Funny thing about live albums: One of the best things about them is also one of the worst things about them. Think about it. The first time you hear a really great live CD you feel as if you’re right in the middle of the audience, yelling and cheering and reveling in all that brilliant music. You’re swept up in that applause and enthusiasm and by the time the CD stops spinning you’re exhausted! The downside? Well – those albums have a limited lifespan. That crowd participation thing will only work for you so many times before it gets old and you start thinking that enough of your time has been absorbed by the frontman whipping the crowd into a frenzy and … “hey, just shut up and sing!”
Funny thing about Queensr˙che’s The Art Of Live album: One of the best things about it is also one of the worst things about it. See, there’s almost no crowd participation at all and you’re left wondering if you’ve been short-changed. On the other hand, you can spin this one again and again!
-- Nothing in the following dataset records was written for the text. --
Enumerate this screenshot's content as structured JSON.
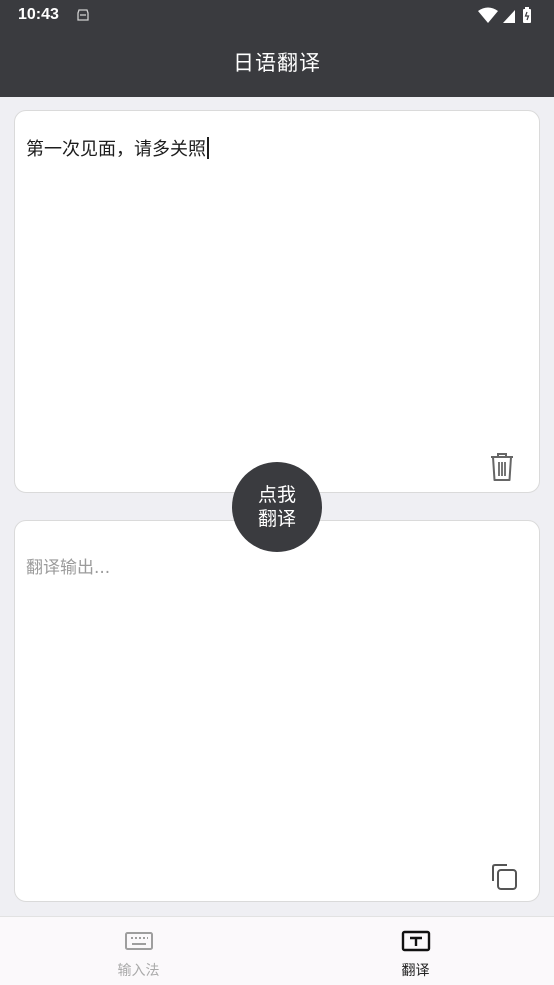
{
  "status_bar": {
    "time": "10:43"
  },
  "app": {
    "title": "日语翻译"
  },
  "input_card": {
    "text": "第一次见面，请多关照",
    "delete_icon": "trash-icon"
  },
  "translate_button": {
    "line1": "点我",
    "line2": "翻译"
  },
  "output_card": {
    "placeholder": "翻译输出...",
    "copy_icon": "copy-icon"
  },
  "bottom_nav": {
    "items": [
      {
        "label": "输入法",
        "icon": "keyboard-icon",
        "active": false
      },
      {
        "label": "翻译",
        "icon": "translate-icon",
        "active": true
      }
    ]
  },
  "colors": {
    "header": "#3a3b3f",
    "background": "#efeff3",
    "placeholder": "#9b9b9b",
    "inactive_nav": "#aaaaaa"
  }
}
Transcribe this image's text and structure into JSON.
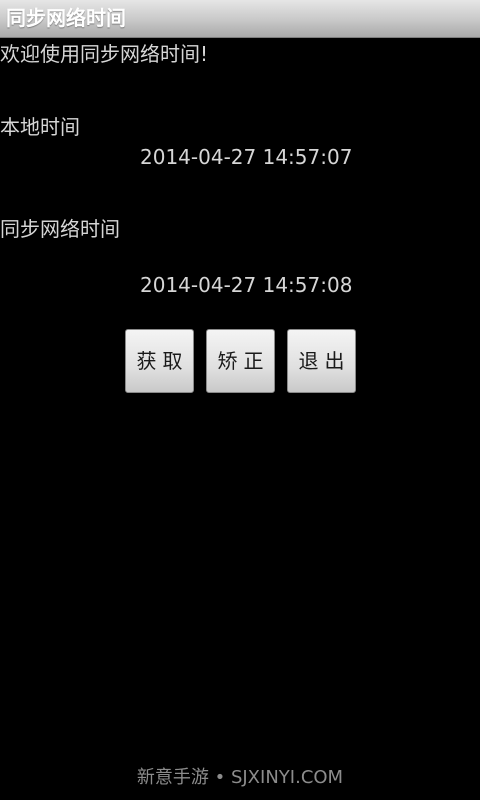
{
  "app": {
    "title": "同步网络时间"
  },
  "main": {
    "welcome_text": "欢迎使用同步网络时间!",
    "local_time_label": "本地时间",
    "local_time_value": "2014-04-27 14:57:07",
    "sync_time_label": "同步网络时间",
    "sync_time_value": "2014-04-27 14:57:08"
  },
  "buttons": {
    "get_label": "获取",
    "fix_label": "矫正",
    "exit_label": "退出"
  },
  "footer": {
    "watermark": "新意手游 • SJXINYI.COM"
  },
  "colors": {
    "background": "#000000",
    "text": "#d6d6d6",
    "titlebar": "#c8c8c8",
    "button": "#e0e0e0"
  }
}
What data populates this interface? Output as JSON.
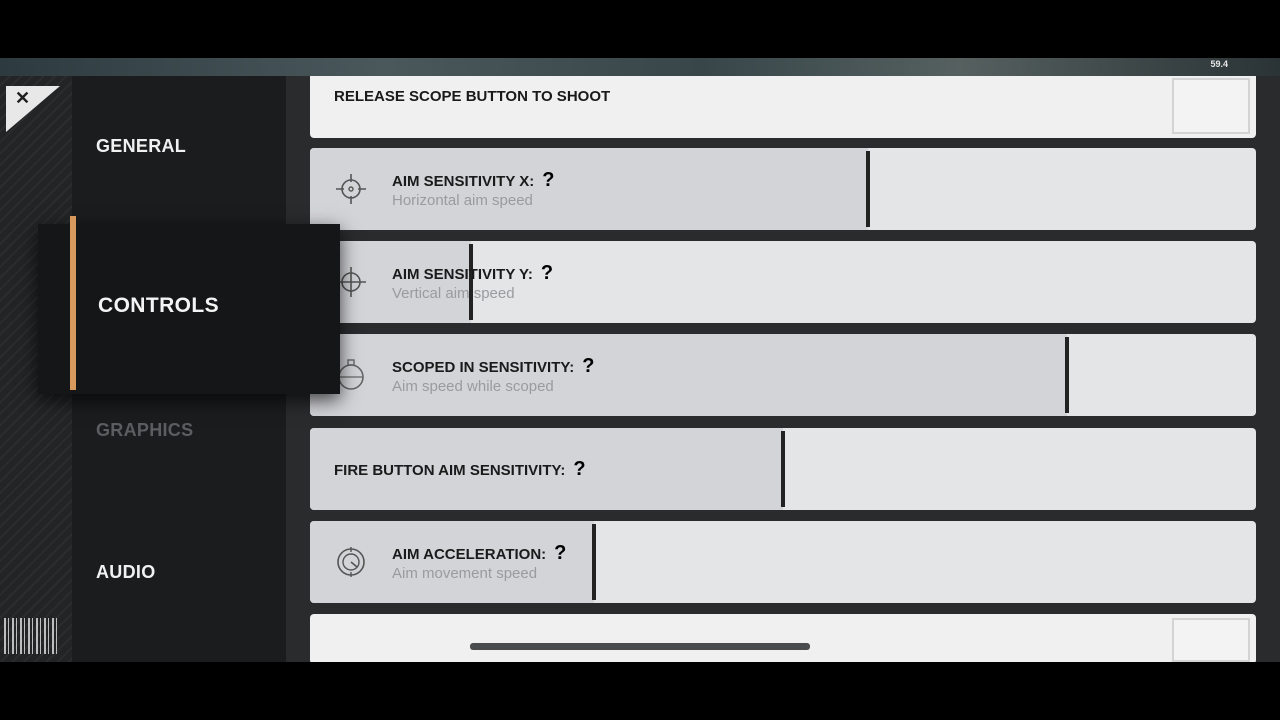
{
  "hud": {
    "fps": "59.4"
  },
  "close": {
    "glyph": "✕",
    "icon": "close-icon"
  },
  "nav": {
    "items": [
      {
        "label": "GENERAL"
      },
      {
        "label": "CONTROLS",
        "active": true
      },
      {
        "label": "GRAPHICS",
        "disabled": true
      },
      {
        "label": "AUDIO"
      }
    ],
    "accent_color": "#d79a5c"
  },
  "settings": {
    "release_scope": {
      "label": "RELEASE SCOPE BUTTON TO SHOOT"
    },
    "aim_x": {
      "label": "AIM SENSITIVITY X:",
      "sub": "Horizontal aim speed",
      "help": "?",
      "icon": "crosshair-icon",
      "value_fraction": 0.59
    },
    "aim_y": {
      "label": "AIM SENSITIVITY Y:",
      "sub": "Vertical aim speed",
      "help": "?",
      "icon": "crosshair-icon",
      "value_fraction": 0.17
    },
    "scoped": {
      "label": "SCOPED IN SENSITIVITY:",
      "sub": "Aim speed while scoped",
      "help": "?",
      "icon": "scope-icon",
      "value_fraction": 0.8
    },
    "fire_button": {
      "label": "FIRE BUTTON AIM SENSITIVITY:",
      "help": "?",
      "value_fraction": 0.5
    },
    "acceleration": {
      "label": "AIM ACCELERATION:",
      "sub": "Aim movement speed",
      "help": "?",
      "icon": "target-icon",
      "value_fraction": 0.3
    }
  }
}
Geoff Tate was classically trained in opera before turning to metal, and the young Tate’s faultless delivery and awesome range were legendary. Tate the elder is still very good but, sadly, no longer brilliant. The Art Of Live is nicely produced with good songs played well. Tribe had a song called “The Art Of Life” which inspired this album’s title, and you’ll need an appreciation of that record to enjoy this one. During the Tribe Tour in 2003 and 2004, sans DeGarmo, Queensr˙che co-headlined with Dream Theater and the two bands would sometimes cover each others’ tunes. That was a lot of fun and a fascinating exercise, but you won’t hear any of it. This is 14 tracks of Queensr˙che’s progressive metal compositions, 6 from Tribe and the rest spanning most of their 20-plenty year career. The song selection won’t please all Queensr˙che fans since many perennial classics are absent, but let’s face it, how many re-recordings of “Silent Lucidity” can you really stand?
After listening to it again while writing this – thank goodness they decided to trim those audience clips after all. This one probably isn’t quite as good as Operation Livecrime, but it definitely grows on you.